Train a Policy to Solve an Environment¶
This page will guide you how to train a policy to solve an environment.
Define the Experiment¶
In garage, we train a policy in an experiment, which is a function wrapped by a
decorator called wrap_experiment
. Below is an simple example.
wrap_experiment
could have some arguments. You can see the experiments doc
for details of running experiments.
@wrap_experiment
def my_first_experiment():
...
Construct a Trainer¶
Within the experiment, we need a Trainer
to set up important state (such
as a TensorFlow Session) for training a policy. To construct a Trainer
, an
experiment context called ctxt
is needed. This is used to create the
snapshotter, and we can set it None
here to make it simple.
Garage supports both PyTorch and TensorFlow. If you use TensorFlow, you should
use TFTrainer
.
Besides, in order to produce determinism, you can set a seed for the random number generator.
@wrap_experiment
def my_first_experiment(ctxt=None, seed=1):
set_seed(seed)
# PyTorch
trainer = Trainer(ctxt)
...
# TensorFlow
with TFTrainer(ctxt) as trainer:
...
Construct an Environment¶
Garage supports many environments. You can also implement your own environment
like this. In this example, we choose CartPole-V1
environment.
env = GymEnv('CartPole-v1')
Construct a Policy and an Algorithm¶
Construct your policy and choose an algorithm to train it. Here, we use
CategoricalMLPPolicy
and TRPO
, you can also implement your own algorithm
like this. The policy should be compatible with the
environment’s observations and action space (CNN for image observations,
discrete policy for discrete action spaces, etc). The action space of
CartPole-V1
is discrete so we choose a discrete policy here. Besides, as an
on policy algorithm, we need a sampler to make samples. Here we use the basic
LocalSampler
.
policy = CategoricalMLPPolicy(name='policy',
env_spec=env.spec,
hidden_sizes=(32, 32))
baseline = LinearFeatureBaseline(env_spec=env.spec)

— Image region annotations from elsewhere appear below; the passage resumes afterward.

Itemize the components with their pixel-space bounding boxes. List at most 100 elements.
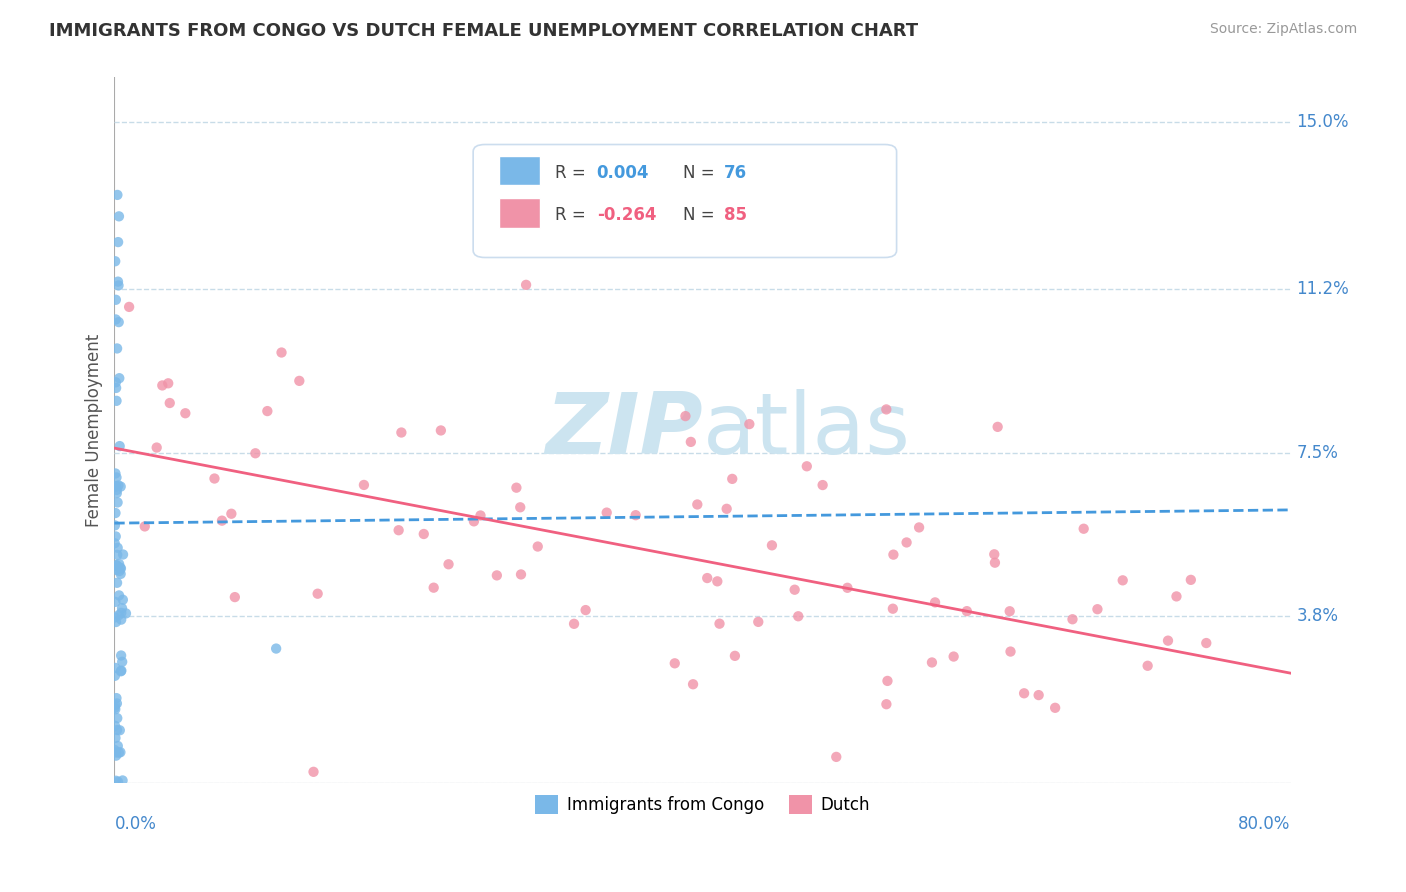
Point bbox=[882, 601, 904, 615]
Point bbox=[104, 719, 127, 733]
Point bbox=[104, 661, 127, 675]
Text: atlas: atlas bbox=[703, 389, 911, 472]
Point bbox=[1157, 633, 1180, 648]
Point bbox=[111, 655, 134, 669]
Text: 0.004: 0.004 bbox=[596, 164, 650, 182]
Point bbox=[270, 345, 292, 359]
Point bbox=[796, 459, 818, 474]
Point bbox=[105, 342, 128, 356]
Point bbox=[664, 657, 686, 671]
Text: 3.8%: 3.8% bbox=[1296, 607, 1339, 624]
Point bbox=[430, 424, 453, 438]
Point bbox=[105, 773, 128, 788]
Text: 80.0%: 80.0% bbox=[1239, 815, 1291, 833]
Point bbox=[1087, 602, 1109, 616]
Point bbox=[105, 381, 128, 395]
Point bbox=[105, 723, 128, 737]
Point bbox=[108, 210, 131, 224]
Point bbox=[108, 723, 131, 738]
Point bbox=[110, 479, 132, 493]
Point bbox=[686, 498, 709, 512]
FancyBboxPatch shape bbox=[499, 198, 540, 227]
Point bbox=[105, 393, 128, 408]
Text: -0.264: -0.264 bbox=[596, 206, 657, 224]
Point bbox=[110, 560, 132, 574]
Point bbox=[110, 664, 132, 678]
Point bbox=[596, 506, 619, 520]
Point bbox=[104, 731, 127, 745]
Point bbox=[104, 536, 127, 550]
Point bbox=[485, 568, 508, 582]
Point bbox=[924, 595, 946, 609]
Point bbox=[104, 376, 127, 390]
Point bbox=[103, 701, 125, 715]
Legend: Immigrants from Congo, Dutch: Immigrants from Congo, Dutch bbox=[529, 789, 877, 821]
Point bbox=[159, 396, 181, 410]
Point bbox=[110, 561, 132, 575]
Point bbox=[921, 656, 943, 670]
Point bbox=[984, 556, 1007, 570]
Point bbox=[112, 548, 135, 562]
Point bbox=[104, 595, 127, 609]
Point bbox=[211, 514, 233, 528]
Point bbox=[1000, 644, 1022, 658]
Point bbox=[463, 514, 485, 528]
Point bbox=[104, 610, 127, 624]
Text: 15.0%: 15.0% bbox=[1296, 112, 1348, 130]
Point bbox=[105, 558, 128, 573]
Point bbox=[224, 590, 246, 604]
Point bbox=[108, 746, 131, 760]
Point bbox=[709, 616, 731, 631]
Point bbox=[108, 588, 131, 602]
Point bbox=[875, 697, 897, 711]
Point bbox=[515, 277, 537, 292]
Text: IMMIGRANTS FROM CONGO VS DUTCH FEMALE UNEMPLOYMENT CORRELATION CHART: IMMIGRANTS FROM CONGO VS DUTCH FEMALE UN… bbox=[49, 22, 918, 40]
Point bbox=[783, 582, 806, 597]
Point bbox=[1112, 574, 1135, 588]
Point bbox=[107, 774, 129, 789]
Point bbox=[174, 406, 197, 420]
Point bbox=[104, 529, 127, 543]
Point bbox=[107, 495, 129, 509]
Point bbox=[110, 745, 132, 759]
Point bbox=[882, 548, 904, 562]
Point bbox=[105, 615, 128, 629]
Point bbox=[998, 604, 1021, 618]
Point bbox=[437, 558, 460, 572]
Point bbox=[1028, 688, 1050, 702]
Point bbox=[108, 608, 131, 623]
Text: N =: N = bbox=[682, 164, 720, 182]
Point bbox=[108, 371, 131, 385]
Point bbox=[107, 541, 129, 555]
Point bbox=[104, 293, 127, 307]
Point bbox=[104, 698, 127, 712]
Point bbox=[624, 508, 647, 523]
Point bbox=[1180, 573, 1202, 587]
Text: 11.2%: 11.2% bbox=[1296, 280, 1350, 298]
Point bbox=[105, 691, 128, 706]
Text: R =: R = bbox=[555, 206, 592, 224]
Text: 76: 76 bbox=[724, 164, 747, 182]
Point bbox=[682, 677, 704, 691]
Text: 7.5%: 7.5% bbox=[1296, 443, 1339, 461]
Point bbox=[104, 467, 127, 481]
Text: Source: ZipAtlas.com: Source: ZipAtlas.com bbox=[1209, 22, 1357, 37]
Point bbox=[1012, 686, 1035, 700]
Point bbox=[118, 300, 141, 314]
Point bbox=[738, 417, 761, 431]
Point bbox=[942, 649, 965, 664]
Point bbox=[1136, 658, 1159, 673]
Point bbox=[110, 648, 132, 663]
Point bbox=[110, 665, 132, 679]
Point bbox=[111, 601, 134, 615]
Point bbox=[1062, 612, 1084, 626]
Point bbox=[1166, 590, 1188, 604]
Text: 85: 85 bbox=[724, 206, 747, 224]
Point bbox=[145, 441, 167, 455]
Point bbox=[747, 615, 769, 629]
Point bbox=[288, 374, 311, 388]
Point bbox=[724, 648, 747, 663]
Point bbox=[108, 439, 131, 453]
Point bbox=[115, 607, 138, 621]
Point bbox=[706, 574, 728, 589]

sampler = LocalSampler(agents=policy,
envs=env,
max_episode_length=env.spec.max_episode_length,
is_tf_worker=True)
algo = TRPO(env_spec=env.spec,
policy=policy,
baseline=baseline,
discount=0.99,
max_kl_step=0.01)
Tell the Trainer How to Train the Policy¶
The final step is calling trainer.setup
and trainer.train
to co-ordinate
training the policy.
trainer.setup(algo, env)
trainer.train(n_epochs=100, batch_size=4000)
Run the Experiment¶
To run the experiment, simply call the experiment function you just defined.
my_first_experiment()
my_first_experiment(seed=3) # changes the seed to 3
Usually these will appear at the end of your launcher script, but your experiment functions are regular Python functions, and can be imported anywhere.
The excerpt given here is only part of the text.